Originally Posted by
Allister
So how do you reach the conclusion that bikelanes are inherently in contradiciton with the rules of the road, when you yourself have experienced bikelanes that are clearly placed so that you can ride in accordance with the rules in them? That's illiogical
Well, there is noisebeam's answer about the
system of bike lanes being contradictory, but there is more. What Forester wrote was:
"If the bike lane is in the place where proper cycling behavior would put me, then that is where I ride. If the bike lane is not designed to be in the place where proper cycling behavior would put me, then I ride properly, even if that is outside the bike lane."
At any given time, for the current conditions, "proper cycling behavior" may put a cyclist in one particular lateral position, while it may put him several feet away (laterally) some other time under very different conditions. Under some of those conditions, the "proper cycling behavior" may put him in space that happens to be demarcated by the bike lane; at other times it puts him outside of the exact same bike lane.
That's one big
inherent problem with bike lanes. They, being
static demarcations of supposedly appropriate lateral positioning for cyclists, are based on the assumption that proper lateral positioning for cyclists is largely determined
independent of current conditions. But, actually, the opposite is true: cyclists should be adjusting laterally all the time. It is a very dynamic process, based on current conditions (including but not limited to: weather, surface conditions, cyclist speed, cyclist's intended destination, speed, volume and location of other traffic, presence of parked cars and other potential hazards, lighting conditions, etc.).

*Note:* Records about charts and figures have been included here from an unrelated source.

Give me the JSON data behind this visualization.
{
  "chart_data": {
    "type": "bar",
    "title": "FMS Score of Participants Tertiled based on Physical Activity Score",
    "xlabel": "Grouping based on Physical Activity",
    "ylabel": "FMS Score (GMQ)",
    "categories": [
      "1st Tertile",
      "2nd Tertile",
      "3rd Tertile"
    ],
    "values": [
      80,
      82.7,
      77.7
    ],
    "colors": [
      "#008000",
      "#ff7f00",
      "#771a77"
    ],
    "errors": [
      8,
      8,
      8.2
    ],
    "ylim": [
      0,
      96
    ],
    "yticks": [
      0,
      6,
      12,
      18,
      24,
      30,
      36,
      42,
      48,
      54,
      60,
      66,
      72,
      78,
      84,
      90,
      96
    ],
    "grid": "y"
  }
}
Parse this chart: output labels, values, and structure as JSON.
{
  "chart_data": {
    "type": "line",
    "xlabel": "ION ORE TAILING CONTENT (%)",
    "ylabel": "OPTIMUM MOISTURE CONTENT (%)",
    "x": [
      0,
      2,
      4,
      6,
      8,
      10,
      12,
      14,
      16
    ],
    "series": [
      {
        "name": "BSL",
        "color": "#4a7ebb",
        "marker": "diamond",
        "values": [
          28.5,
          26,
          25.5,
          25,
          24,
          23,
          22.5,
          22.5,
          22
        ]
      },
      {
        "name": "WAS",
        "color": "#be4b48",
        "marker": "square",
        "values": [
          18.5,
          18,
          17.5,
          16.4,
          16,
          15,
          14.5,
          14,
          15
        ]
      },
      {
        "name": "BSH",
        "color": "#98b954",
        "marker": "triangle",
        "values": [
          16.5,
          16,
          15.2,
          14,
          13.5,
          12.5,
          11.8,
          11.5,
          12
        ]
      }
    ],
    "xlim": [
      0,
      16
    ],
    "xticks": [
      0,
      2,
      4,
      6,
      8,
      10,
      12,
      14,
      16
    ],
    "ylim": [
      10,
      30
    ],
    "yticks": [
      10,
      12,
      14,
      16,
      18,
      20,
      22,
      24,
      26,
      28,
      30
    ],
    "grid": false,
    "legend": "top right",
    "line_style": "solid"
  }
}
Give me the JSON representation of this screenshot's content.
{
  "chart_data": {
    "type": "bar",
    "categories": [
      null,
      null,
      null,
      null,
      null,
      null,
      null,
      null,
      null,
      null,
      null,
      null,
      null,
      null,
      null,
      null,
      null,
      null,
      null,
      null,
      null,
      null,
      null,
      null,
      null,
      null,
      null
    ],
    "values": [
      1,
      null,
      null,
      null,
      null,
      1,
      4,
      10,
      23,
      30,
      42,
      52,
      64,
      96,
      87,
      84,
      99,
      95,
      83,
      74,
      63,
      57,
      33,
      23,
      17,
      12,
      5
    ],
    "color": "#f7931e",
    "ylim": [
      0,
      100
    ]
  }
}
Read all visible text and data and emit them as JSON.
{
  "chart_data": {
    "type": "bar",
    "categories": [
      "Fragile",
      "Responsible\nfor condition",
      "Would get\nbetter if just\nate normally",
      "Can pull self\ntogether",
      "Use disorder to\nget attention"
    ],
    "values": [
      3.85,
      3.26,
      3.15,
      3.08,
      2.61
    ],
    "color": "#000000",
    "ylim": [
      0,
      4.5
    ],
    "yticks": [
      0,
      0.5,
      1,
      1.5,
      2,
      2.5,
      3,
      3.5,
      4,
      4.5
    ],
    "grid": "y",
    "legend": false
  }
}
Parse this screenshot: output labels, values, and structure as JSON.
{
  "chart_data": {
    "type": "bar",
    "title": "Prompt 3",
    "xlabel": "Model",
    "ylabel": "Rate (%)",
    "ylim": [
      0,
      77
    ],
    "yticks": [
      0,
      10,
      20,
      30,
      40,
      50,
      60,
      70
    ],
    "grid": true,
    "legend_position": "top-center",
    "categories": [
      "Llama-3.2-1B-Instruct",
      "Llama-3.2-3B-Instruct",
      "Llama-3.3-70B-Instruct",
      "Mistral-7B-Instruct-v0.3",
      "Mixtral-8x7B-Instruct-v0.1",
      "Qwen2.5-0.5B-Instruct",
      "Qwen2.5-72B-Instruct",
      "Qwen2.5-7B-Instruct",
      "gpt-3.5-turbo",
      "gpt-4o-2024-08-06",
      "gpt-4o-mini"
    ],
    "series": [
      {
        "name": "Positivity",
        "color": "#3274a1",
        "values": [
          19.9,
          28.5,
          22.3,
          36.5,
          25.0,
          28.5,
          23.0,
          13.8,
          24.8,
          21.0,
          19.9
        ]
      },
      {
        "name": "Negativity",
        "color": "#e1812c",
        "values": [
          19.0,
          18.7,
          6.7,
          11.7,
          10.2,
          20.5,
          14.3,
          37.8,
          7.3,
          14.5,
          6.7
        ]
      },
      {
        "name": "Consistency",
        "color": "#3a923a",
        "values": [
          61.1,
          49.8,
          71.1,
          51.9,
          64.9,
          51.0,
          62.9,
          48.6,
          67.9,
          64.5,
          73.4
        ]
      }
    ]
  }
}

This is not just a tenet of vehicular cycling, but is even endorsed by scofflaw-cycling rationalizers like Robert Hurst, whose book returns and returns to this theme. It is a great disservice to cyclists, especially to the relatively inexperienced ones that bike lanes are often touted to be mostly for, to create facilities that reinforce the notion that where cyclists belong on the road is largely a static proposition independent of current conditions.